Chief Kanim Middle School (CKMS) art students recently completed one of the largest art projects they’ve ever attempted.
For about 11 months, some 150 students have been working on a Chihuly-inspired chandelier made of plastic bottles.
Julie Lagace, an art teacher at CKMS, saw a need for a large art installation at the school.
“It started with this great space in my school that was begging for a large installation. I have a teacher friend in Edmonds that had created a Chihuly-styled sculpture for her school auction and I thought the idea would be perfect for the space,” Lagace said.
The project began last March when Lagace asked her students to help with design ideas for the chandelier. She said she’s always been a supporter of reusing and recycling materials, and so she enlisted the school’s help to collect plastic water bottles.
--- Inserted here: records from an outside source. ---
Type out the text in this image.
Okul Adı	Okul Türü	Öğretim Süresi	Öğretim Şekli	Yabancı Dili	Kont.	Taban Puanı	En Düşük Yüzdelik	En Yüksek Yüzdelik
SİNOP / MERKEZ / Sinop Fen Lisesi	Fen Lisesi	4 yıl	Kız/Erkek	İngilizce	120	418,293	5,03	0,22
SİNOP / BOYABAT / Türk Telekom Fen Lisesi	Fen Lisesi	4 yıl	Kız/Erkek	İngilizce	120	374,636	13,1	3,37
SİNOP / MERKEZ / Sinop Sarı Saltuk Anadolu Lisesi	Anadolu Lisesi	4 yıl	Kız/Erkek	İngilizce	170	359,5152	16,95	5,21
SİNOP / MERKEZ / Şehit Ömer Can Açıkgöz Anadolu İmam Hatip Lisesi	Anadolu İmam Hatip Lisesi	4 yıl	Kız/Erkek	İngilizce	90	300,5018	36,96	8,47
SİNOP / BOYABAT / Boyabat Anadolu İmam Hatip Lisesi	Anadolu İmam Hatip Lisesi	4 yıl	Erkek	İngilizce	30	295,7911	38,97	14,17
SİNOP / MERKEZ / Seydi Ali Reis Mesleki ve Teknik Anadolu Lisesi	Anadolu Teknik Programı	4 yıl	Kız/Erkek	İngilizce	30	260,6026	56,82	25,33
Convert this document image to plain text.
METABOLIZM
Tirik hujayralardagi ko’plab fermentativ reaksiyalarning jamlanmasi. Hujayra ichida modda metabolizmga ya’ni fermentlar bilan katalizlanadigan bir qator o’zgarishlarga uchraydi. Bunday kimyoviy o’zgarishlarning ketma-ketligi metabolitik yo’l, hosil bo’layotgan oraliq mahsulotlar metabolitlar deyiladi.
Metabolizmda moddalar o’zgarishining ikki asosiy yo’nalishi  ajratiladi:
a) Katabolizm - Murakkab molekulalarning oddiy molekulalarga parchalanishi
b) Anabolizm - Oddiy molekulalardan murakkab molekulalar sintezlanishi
Over three months, the project collected more than 1,000 plastic water bottles.
For the following months, students in art club and art class painted, Mod Podged and cut the bottles and attached them to three panels of 4 feet by 6 feet chicken wire.
Lagace said she was impressed and grateful to the students who worked on the chandelier.
“It was so rewarding to have a lot of students working on it. We needed a lot of hands, and it was great to see students from all grades working together on it,” she said.
On the last day of school, Lagace and her students put together the chandelier only to realize it wasn’t going to work.
“We were a little over-ambitious. The first time we put the chandelier together, the three panels were extremely heavy and the shape wasn’t as originally intended,” she said.
Lagace and the students said they would return to the chandelier in the fall and find a way to make it work.
“We took one panel apart, cut down the shape of the remaining two panels and tried putting it together to see if it would work — it did,” she said.
While many hands worked on the chandelier, Lagace said there were two students in particular who wanted to see the project through.
Nicole Alexander and Grace Carnes, seventh-grade students at the time, “were truly the engines behind the project,” Lagace said.
“They were the ones who stayed late after school and worked to make sure this chandelier was complete,” she said. “I’m proud of their work and determination.”
The completed chandelier was officially installed in the entryway of CKMS on Dec. 4.
“It is so great to see this work of art greet the students of this school everyday, and I’m thankful I’m at a school that cares about the arts,” Lagace said.